En tous les cas, il faut travailler globalement sur une fiscalité qui permettrait aux salaires d’être plus élevés et le coût pour l’employeur plus faible pour être plus compétitif en Europe. On n’atteindra jamais les coûts de production de la Chine ou de l’Inde. Personne ne le veut. Par contre, on peut amener les entreprises à produire à nouveau en Europe. Pour cela, il faut que le différentiel de coûts de production entre l’Europe et ces pays ne soit pas à ce point important qu’il justifie les délocalisations.

Vous parlez de Big Bang fiscal mais l’État belge n’a plus de marge de manœuvre alors que le déficit et l’endettement explosent de manière historique…
Oh, en Belgique, on a une certaine expérience en termes de dette énorme à gérer… Mais, pour la première fois depuis que l’on est dans l’euro, on va dépasser de beaucoup les 100 % du PIB de dette publique, c’est vrai. Pour être clair, les marges sont inexistantes. Il va falloir être créatif et travailler à mobiliser les fonds privés et publics en même temps sur de nouveaux projets.
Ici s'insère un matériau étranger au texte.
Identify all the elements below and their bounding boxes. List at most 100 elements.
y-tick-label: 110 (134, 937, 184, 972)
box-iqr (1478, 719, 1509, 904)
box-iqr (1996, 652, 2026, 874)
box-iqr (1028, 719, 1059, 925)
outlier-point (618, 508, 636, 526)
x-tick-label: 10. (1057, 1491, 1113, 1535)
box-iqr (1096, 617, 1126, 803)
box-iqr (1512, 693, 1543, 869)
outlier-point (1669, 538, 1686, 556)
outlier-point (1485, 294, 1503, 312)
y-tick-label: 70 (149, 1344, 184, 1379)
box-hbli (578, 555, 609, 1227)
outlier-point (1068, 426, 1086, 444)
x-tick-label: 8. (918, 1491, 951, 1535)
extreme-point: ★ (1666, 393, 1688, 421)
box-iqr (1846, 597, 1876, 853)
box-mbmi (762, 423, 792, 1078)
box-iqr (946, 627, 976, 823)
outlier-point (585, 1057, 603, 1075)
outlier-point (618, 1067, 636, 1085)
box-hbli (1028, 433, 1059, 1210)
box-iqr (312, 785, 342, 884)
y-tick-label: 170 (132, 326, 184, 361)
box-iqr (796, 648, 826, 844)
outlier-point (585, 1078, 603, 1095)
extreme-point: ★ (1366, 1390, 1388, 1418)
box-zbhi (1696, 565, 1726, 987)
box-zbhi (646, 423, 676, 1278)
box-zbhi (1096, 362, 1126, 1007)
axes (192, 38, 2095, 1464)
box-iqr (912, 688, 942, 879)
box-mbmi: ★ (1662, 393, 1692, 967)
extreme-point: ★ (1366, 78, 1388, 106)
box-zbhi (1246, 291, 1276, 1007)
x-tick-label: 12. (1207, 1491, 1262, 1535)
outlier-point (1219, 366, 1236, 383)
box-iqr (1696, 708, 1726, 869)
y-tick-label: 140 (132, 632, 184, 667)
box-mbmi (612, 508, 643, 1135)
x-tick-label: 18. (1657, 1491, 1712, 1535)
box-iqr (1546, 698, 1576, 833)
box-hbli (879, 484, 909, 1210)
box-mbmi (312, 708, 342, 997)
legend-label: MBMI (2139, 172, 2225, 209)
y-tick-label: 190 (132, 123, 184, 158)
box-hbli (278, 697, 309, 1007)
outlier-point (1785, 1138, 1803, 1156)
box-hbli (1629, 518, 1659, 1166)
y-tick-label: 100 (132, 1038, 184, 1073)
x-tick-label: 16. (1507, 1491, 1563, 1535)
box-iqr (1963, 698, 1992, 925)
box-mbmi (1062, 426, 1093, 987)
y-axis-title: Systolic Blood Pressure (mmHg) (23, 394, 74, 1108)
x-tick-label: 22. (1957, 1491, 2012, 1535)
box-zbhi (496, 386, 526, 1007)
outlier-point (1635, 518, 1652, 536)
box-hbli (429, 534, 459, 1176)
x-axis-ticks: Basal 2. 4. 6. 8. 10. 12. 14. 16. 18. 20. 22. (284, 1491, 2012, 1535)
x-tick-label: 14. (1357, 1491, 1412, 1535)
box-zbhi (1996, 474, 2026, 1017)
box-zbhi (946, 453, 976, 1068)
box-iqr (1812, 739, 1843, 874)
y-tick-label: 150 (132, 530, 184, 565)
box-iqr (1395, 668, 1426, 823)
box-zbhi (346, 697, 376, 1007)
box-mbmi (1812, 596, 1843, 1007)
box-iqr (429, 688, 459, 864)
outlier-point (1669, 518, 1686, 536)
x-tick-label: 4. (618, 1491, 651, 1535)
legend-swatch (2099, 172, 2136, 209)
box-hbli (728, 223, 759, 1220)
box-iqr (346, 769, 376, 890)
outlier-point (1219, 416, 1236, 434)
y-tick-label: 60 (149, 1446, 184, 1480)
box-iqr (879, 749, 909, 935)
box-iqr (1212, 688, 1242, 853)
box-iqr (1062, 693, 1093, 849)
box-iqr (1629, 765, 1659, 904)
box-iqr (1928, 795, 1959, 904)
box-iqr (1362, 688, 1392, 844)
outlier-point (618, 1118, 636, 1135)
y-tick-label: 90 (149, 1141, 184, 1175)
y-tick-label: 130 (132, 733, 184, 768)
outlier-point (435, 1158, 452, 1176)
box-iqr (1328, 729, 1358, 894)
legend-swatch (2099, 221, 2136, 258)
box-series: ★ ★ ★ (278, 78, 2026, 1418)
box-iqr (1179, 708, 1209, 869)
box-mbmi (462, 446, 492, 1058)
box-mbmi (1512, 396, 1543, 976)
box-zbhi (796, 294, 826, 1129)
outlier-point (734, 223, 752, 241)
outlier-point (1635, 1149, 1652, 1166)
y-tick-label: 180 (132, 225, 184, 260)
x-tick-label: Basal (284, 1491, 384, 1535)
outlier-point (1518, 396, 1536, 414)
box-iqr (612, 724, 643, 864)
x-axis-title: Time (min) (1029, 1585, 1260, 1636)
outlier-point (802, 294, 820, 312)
Il va falloir réorganiser l’État, les services à la population… Mais augmenter les impôts pour combattre l’endettement n’est pas la bonne réponse. La bonne réponse, c’est la relance économique qui générera suffisamment de moyens par la suite.
"La décroissance qu’on nous vend à gauche, c’est ce que nous vivons aujourd’hui"
Le modèle actuel, basé sur la croissance économique, n’est-il pas à bout de souffle ?
La décroissance qu’on nous vend à gauche, c’est ce que nous vivons aujourd’hui. Le résultat, c’est la récession, la perte de richesse. Et tout le monde se tourne désormais vers l’État pour essayer d’avoir un chèque et une aide. On nous annonce une récession de 2 à 3 % en Europe : cela veut dire qu’on sera individuellement, en moyenne, plus pauvre de 2 à 3 %. Au MR, au contraire, on veut relancer la machine. On va profiter de cette crise pour lancer de grands projets dans des secteurs clefs. La Belgique est l’un des pays d’Europe avec le plus haut taux d’épargne. Il faut permettre aux citoyens d’utiliser cette épargne pour acheter des obligations permettant à l’État d’agir en partenariat avec le privé.

Vu le trou abyssal dans les caisses publiques, les projets de taxation du patrimoine en général, boursier ou immobilier, vont revenir sur la table. Est-ce une option pour le MR ?
On peut en discuter à une condition : que l’on baisse la fiscalité sur les classes populaires et moyennes, que l’on baisse la fiscalité sur le travail. Le problème avec la gauche, c’est que, lorsqu’elle vient avec une idée d’impôt, c’est en plus de tout le reste. La volonté du MR est de ne pas augmenter le volume fiscal global. Si l’on augmente les impôts, le seul effet sera de faire redémarrer l’économie belge après celle des autres pays. Mais notre modèle va devoir évoluer. En ce moment, je fais étudier par les services du parti une série de concepts : allocation universelle, globalisation des revenus…
En cas de crise, on en revient toujours à l’État. Réduire la sphère publique, comme le défendent certains penseurs libéraux, est-il souhaitable malgré tout ?
Les libéraux belges n’ont jamais été contre l’État. Nous avons toujours été en faveur de la régulation. Mais on ne peut pas dire, dans un pays où plus de 50 % du PIB relève de dépenses publiques, qu’on a désinvesti au niveau de l’État…
La Banque centrale européenne (BCE) fait marcher la planche à billets. Elle injecte beaucoup de liquidités dans nos économies. Y a-t-il un risque d’hyperinflation ?
Le vrai risque, ce n’est pas l’inflation, c’est la "stagflation" : pas de croissance mais augmentation des prix. Ce serait catastrophique pour les gens qui s’appauvriraient. C’est un risque réel, c’est le pire des scénarios. Je ne pense pas qu’on va le connaître. Le schéma actuel n’est pas lié à un manque de confiance, à un scandale de production, à la faillite de grandes institutions… Il y a des milliers d’investisseurs dans le monde qui sont morts de faim et qui sont prêts à appuyer sur le champignon une fois que l’élément perturbateur actuel aura disparu. L’enjeu d’aujourd’hui, c’est de permettre la relance très vite et éviter les faillites entre-temps.